Enrico Castellani - Buy or sell works

Painter of contemporary art | Castelmassa, Rovigo, Italy, 1930 - 2017

Enrico Castellani is an Italian painter, relief artist and proponent of concept art whose central motif is light and space. He is considered among the most influential Italian artists, and he made a significant contribution to the development of avant-garde art in Europe during the 1950s and 60s.

Castellani studied painting and sculpture at the Académie royale des Beaux-Arts de Bruxelles until 1956, as well as reading architecture at the École de La Cambre, also in Brussels. He returned to Italy in 1957. Moving to Milan, he came into contact with artists involved in the country’s avant-garde scene, among them Lucio Fontana, Piero Manzoni, Vincenzo Agnetti and Agostino Bonalumi. He also had ties to the German artists belonging to the ZERO collective, and met the French painter Yves Klein. Castellani joined the group ‘Movimento Arte Nucleare’ in 1958.

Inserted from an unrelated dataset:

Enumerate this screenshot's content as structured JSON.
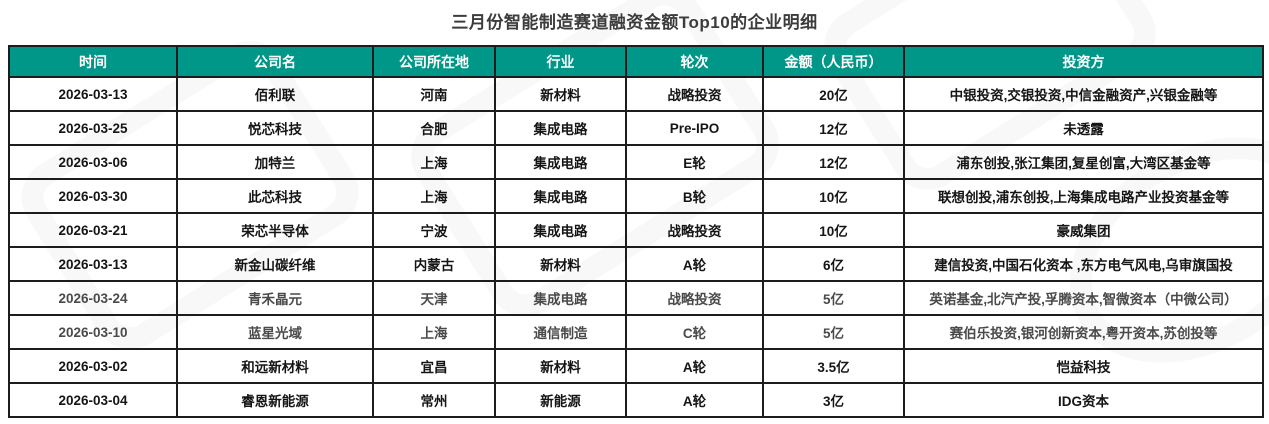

In 1959, Piero Manzoni und Enrico Castellani opened Galleria Azimut in Milan, where they published the first edition of their journal Azimuth. Eschewing the idea that art is intended as a means of replication was the main message advocated in Azimuth. Instead, each piece should present its own reality and authenticity, and only refer to itself. Castellani created his first Superficie Nera in 1959, in which he used a nail machine on the canvas to create his art. This allowed Castellani to fashion a relief-like structure on the surface of these monochrome-white paintings, which strongly accentuated the play between light and shadow. Castellani continued to refine this method during the 1970s and 1980s, although he shaped other materials such as aluminium as well. He also started to use synthetic light to model his canvases.

Enrico Castellani showed his work at numerous international exhibitions as well as at Documenta IV in Kassel in 1968. He was invited to the Venice Biennale in 1964, 1966 and 2003.